AREAS OF RESEARCH
Constitutional Law, Immigration Law, Law of Democracy
Adam Cox, Robert A. Kindler Professor of Law at NYU, is a leading expert on immigration law, voting rights, and constitutional law. His writing has appeared in the Yale Law Journal, Stanford Law Journal, Journal of Law and Economics, and elsewhere, and has been covered by the New York Times, the Los Angeles Times, Slate, and other media outlets. His new book, The President and Immigration Law, chronicles the untold story of how the President became America’s immigration policymaker-in-chief.
This course provides an overview of American Constitutional law. It focuses on issues of equality and individual liberty, federalism, judicial review, separation of powers, and the allocation of authority between the federal and state governments. It places questions of doctrine and theory in an historic, social and political context.
American immigration law is today, as it has long been, an enormously important and controversial topic. This course offers an introduction to the legal regulation of immigration and immigrants in the United States. How does American immigration law decide who is permitted to come to the United States and who will be forcibly deported? And what constitutional rights do noncitizens have, both inside and outside the context of exclusion and deportation? To answer these questions, the course takes a wide-ranging approach.

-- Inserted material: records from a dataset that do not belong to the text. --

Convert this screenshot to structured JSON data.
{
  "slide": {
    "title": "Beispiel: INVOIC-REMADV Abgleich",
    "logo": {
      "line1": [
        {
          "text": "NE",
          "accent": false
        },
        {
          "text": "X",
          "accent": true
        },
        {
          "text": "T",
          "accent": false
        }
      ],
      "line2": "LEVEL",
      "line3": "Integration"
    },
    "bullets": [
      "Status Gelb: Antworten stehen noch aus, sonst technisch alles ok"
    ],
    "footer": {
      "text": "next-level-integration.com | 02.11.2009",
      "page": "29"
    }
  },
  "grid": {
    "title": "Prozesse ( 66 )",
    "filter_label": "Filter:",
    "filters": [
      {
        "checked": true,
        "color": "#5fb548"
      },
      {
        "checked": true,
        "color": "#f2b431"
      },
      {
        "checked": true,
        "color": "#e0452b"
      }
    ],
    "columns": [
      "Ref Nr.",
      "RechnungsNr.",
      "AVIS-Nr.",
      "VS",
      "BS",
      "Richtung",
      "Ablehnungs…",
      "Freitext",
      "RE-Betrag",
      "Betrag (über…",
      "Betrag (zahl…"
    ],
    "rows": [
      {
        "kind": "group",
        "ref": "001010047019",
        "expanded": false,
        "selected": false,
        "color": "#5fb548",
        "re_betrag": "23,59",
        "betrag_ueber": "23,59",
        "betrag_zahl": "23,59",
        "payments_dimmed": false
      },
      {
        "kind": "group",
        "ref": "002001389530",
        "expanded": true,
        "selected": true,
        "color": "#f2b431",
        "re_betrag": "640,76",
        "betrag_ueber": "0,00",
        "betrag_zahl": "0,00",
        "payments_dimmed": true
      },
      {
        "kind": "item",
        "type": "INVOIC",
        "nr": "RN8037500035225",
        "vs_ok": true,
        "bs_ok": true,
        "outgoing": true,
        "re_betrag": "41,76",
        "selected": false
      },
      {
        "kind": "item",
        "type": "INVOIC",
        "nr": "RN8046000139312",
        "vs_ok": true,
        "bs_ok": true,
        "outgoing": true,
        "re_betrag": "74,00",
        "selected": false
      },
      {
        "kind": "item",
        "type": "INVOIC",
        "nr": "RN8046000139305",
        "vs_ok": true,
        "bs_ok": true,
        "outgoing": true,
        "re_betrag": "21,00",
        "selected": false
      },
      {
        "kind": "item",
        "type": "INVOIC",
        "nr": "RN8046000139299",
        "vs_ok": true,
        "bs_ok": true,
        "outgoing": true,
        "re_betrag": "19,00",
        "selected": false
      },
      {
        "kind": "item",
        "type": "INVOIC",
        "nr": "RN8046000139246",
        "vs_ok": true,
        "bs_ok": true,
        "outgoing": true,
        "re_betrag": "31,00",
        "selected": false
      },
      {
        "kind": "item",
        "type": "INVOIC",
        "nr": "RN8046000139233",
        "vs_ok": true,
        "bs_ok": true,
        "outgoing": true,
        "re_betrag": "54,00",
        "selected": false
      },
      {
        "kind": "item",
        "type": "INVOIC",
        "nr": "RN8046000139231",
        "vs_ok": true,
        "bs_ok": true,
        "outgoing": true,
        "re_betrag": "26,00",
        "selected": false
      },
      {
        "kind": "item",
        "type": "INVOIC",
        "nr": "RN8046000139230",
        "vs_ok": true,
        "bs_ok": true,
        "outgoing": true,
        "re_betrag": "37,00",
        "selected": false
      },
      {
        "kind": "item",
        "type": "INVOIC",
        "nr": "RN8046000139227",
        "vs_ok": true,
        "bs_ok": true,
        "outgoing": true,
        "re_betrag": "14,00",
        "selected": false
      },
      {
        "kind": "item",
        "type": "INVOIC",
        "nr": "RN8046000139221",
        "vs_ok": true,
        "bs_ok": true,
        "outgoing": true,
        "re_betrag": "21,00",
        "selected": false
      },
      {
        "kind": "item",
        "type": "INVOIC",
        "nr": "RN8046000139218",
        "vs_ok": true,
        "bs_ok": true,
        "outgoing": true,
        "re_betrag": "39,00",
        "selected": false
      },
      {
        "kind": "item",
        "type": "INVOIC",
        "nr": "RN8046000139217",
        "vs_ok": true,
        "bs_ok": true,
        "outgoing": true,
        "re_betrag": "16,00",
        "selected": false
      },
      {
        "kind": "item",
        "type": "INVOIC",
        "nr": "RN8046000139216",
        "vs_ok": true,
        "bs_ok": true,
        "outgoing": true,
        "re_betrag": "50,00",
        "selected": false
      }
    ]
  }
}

We will dive deeply into immigration history while also focusing on cutting-edge policy debates. We will explore pressing questions of constitutional law, while also unpacking a complex statutory and regulatory scheme. We will assess the theoretical structure of the rules used to pick among prospective migrants, while also studying the political movements and conflicts that gave us the immigration laws we have today. Some of our topics will include: the growing integration of the immigration and criminal justice systems; DACA, new restrictions on asylum access, and the power of the President to shape immigration policy; and sanctuary cities and the role of state and local governments in enforcing immigration law.
Much of the first-year curriculum in law school focuses on common law. But we live in an age of statutes and regulations. When it comes to protecting the environment, regulating immigration, policing financial markets, ensuring food safety, and just about everything else in American life, law is mostly made and interpreted by administrative agencies, not common law courts. This course examines the institutions and legal foundations of the administrative state. We will explore the relationship between Congress, the President, and federal administrative agencies. We will examine the role that federal courts play in policing those relationships. And we will consider the scope of agencies’ power to make and change rules—from seatbelt requirements to deportation policies—that have an enormous effect on people’s daily lives.